With the recent mortgage rule changes announced by the Federal Government last month many economists expected that this would be the last arrow fired to finally slow down the Canadian housing market. Along with a slower than expected economic recovery and increasing mortgage rates, some experts believed that the mortgage rule changes coming into effect on March 18 would result in up to 20K fewer house sales in 2011.
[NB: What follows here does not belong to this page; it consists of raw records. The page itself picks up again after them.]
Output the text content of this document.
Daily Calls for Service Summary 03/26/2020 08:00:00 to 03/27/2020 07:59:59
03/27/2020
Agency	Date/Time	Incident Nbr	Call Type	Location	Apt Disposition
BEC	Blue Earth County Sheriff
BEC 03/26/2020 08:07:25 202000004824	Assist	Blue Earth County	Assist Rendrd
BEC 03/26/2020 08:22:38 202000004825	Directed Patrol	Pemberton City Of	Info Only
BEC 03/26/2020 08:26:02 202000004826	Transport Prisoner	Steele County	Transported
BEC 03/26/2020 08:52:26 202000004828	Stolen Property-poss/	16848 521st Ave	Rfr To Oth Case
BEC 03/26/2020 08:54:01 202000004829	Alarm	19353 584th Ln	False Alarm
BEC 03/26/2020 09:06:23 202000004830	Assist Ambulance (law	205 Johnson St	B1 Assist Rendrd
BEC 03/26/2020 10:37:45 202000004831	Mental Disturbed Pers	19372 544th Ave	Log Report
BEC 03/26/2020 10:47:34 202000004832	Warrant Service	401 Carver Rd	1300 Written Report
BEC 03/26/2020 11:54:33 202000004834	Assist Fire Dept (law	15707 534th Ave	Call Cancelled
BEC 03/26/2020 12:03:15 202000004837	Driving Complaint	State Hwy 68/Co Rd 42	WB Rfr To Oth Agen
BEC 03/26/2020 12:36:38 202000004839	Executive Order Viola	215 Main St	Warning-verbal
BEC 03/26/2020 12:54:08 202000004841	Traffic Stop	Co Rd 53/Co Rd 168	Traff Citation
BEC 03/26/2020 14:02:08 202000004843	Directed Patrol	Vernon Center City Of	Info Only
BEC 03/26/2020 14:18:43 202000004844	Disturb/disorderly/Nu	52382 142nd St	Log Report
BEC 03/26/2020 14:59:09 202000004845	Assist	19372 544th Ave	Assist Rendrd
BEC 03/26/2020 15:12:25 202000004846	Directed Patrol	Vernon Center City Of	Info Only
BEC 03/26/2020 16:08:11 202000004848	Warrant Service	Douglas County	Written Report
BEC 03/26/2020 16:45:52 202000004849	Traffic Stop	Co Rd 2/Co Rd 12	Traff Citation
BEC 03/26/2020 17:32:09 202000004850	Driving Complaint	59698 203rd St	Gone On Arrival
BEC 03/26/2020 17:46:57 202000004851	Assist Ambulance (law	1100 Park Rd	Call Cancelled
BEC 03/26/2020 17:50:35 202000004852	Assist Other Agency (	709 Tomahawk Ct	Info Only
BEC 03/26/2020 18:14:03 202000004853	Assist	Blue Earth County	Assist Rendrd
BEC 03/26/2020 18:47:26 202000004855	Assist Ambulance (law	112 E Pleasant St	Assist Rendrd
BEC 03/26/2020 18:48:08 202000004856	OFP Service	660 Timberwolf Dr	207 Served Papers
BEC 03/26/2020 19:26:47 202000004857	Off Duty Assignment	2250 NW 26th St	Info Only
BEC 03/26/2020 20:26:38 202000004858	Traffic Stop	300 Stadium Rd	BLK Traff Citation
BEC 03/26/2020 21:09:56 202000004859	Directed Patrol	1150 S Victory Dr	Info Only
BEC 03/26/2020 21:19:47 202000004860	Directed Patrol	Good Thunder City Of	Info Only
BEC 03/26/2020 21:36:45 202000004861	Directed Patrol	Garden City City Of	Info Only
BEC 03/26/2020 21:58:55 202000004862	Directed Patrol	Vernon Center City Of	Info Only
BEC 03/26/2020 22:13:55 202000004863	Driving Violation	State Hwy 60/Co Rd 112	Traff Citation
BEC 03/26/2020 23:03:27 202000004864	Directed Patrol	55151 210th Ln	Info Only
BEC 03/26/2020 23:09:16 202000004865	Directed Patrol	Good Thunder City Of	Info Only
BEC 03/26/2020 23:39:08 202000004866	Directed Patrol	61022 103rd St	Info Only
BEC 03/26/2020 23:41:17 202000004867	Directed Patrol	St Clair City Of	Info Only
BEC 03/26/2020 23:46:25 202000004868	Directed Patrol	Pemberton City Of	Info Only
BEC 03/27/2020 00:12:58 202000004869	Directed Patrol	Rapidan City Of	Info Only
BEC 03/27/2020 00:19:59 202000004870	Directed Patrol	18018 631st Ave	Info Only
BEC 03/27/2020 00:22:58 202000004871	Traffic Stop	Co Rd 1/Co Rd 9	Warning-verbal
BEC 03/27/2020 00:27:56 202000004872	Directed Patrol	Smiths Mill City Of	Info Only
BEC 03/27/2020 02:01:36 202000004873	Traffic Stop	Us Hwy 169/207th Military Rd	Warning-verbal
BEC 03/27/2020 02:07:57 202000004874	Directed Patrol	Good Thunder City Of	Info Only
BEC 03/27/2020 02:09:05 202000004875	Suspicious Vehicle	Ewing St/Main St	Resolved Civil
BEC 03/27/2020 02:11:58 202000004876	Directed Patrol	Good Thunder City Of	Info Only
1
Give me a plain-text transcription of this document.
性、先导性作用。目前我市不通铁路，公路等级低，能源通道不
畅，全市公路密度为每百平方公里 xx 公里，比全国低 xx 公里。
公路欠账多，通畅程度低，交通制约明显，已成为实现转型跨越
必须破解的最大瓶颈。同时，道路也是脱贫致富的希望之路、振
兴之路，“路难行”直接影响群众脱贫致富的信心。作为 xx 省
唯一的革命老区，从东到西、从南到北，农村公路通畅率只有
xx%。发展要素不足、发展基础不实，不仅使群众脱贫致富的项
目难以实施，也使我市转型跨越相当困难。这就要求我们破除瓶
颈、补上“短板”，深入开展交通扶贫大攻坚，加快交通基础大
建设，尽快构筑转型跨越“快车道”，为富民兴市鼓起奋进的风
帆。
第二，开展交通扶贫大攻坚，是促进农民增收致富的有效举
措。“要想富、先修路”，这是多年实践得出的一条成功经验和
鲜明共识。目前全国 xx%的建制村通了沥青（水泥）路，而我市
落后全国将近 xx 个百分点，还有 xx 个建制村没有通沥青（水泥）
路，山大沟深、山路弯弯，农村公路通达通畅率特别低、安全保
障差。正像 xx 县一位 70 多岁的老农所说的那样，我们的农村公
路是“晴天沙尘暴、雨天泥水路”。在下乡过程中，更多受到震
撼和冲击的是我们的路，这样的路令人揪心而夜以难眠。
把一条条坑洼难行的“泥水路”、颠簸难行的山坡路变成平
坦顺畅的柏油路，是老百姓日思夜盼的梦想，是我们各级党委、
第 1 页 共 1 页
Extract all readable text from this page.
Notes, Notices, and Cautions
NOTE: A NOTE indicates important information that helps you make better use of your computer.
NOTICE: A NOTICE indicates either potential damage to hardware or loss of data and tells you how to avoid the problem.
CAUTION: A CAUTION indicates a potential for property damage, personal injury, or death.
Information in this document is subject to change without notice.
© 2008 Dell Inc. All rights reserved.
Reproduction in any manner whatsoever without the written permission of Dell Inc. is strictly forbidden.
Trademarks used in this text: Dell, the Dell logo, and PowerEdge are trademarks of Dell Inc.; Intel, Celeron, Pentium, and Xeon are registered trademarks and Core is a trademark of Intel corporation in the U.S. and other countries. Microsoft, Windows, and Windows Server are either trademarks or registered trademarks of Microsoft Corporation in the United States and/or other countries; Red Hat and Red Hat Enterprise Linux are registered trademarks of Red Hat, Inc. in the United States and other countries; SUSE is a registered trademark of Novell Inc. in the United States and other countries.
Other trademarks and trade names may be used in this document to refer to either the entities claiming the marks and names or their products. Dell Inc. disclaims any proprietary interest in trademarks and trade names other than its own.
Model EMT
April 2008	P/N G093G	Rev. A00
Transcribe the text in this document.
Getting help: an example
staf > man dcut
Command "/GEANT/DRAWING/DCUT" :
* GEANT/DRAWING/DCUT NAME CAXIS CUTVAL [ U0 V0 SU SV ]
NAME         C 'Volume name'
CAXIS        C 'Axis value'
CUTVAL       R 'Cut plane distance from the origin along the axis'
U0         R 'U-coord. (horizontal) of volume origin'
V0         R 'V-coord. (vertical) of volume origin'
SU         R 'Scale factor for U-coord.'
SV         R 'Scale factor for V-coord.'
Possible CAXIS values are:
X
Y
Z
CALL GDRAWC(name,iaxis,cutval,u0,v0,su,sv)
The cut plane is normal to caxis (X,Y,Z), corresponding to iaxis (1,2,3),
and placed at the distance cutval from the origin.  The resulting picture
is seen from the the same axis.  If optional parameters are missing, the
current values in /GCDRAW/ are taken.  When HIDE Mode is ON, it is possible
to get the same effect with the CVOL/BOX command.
The Canadian Real Estate Association (CREA) released an updated 2011 home sales forecast yesterday that pointed out maybe things won’t be so bad. They said that consumers understand mortgage rates are at once in a lifetime levels, but they are planning ahead for higher rates and not buying more than they can afford. So the dynamics in the market are different but buyers are still moving ahead. The report outlined that home sales in the second half of 2010 bounced back faster than expected. Now for 2011 they expect hosing sales to reach 439K units (-1.6% year/year) and 453K units in 2012 (+3%), which is about the 10 year average. The revised forecast for this year was due to an improved economic outlook and expected higher consumer confidence.
Due to the mortgage rule changes next month, CREA expects some home buying activity to be moved up into Q1 2011, especially in the higher price markets such as Toronto and Vancouver. Q2 2011 will see a dip and then rebound in the second half of the year.
CREA’s forecast for the national average home price is $343,300 (+1.3%) in 2011 and $347,900 (+1.3%) 2012.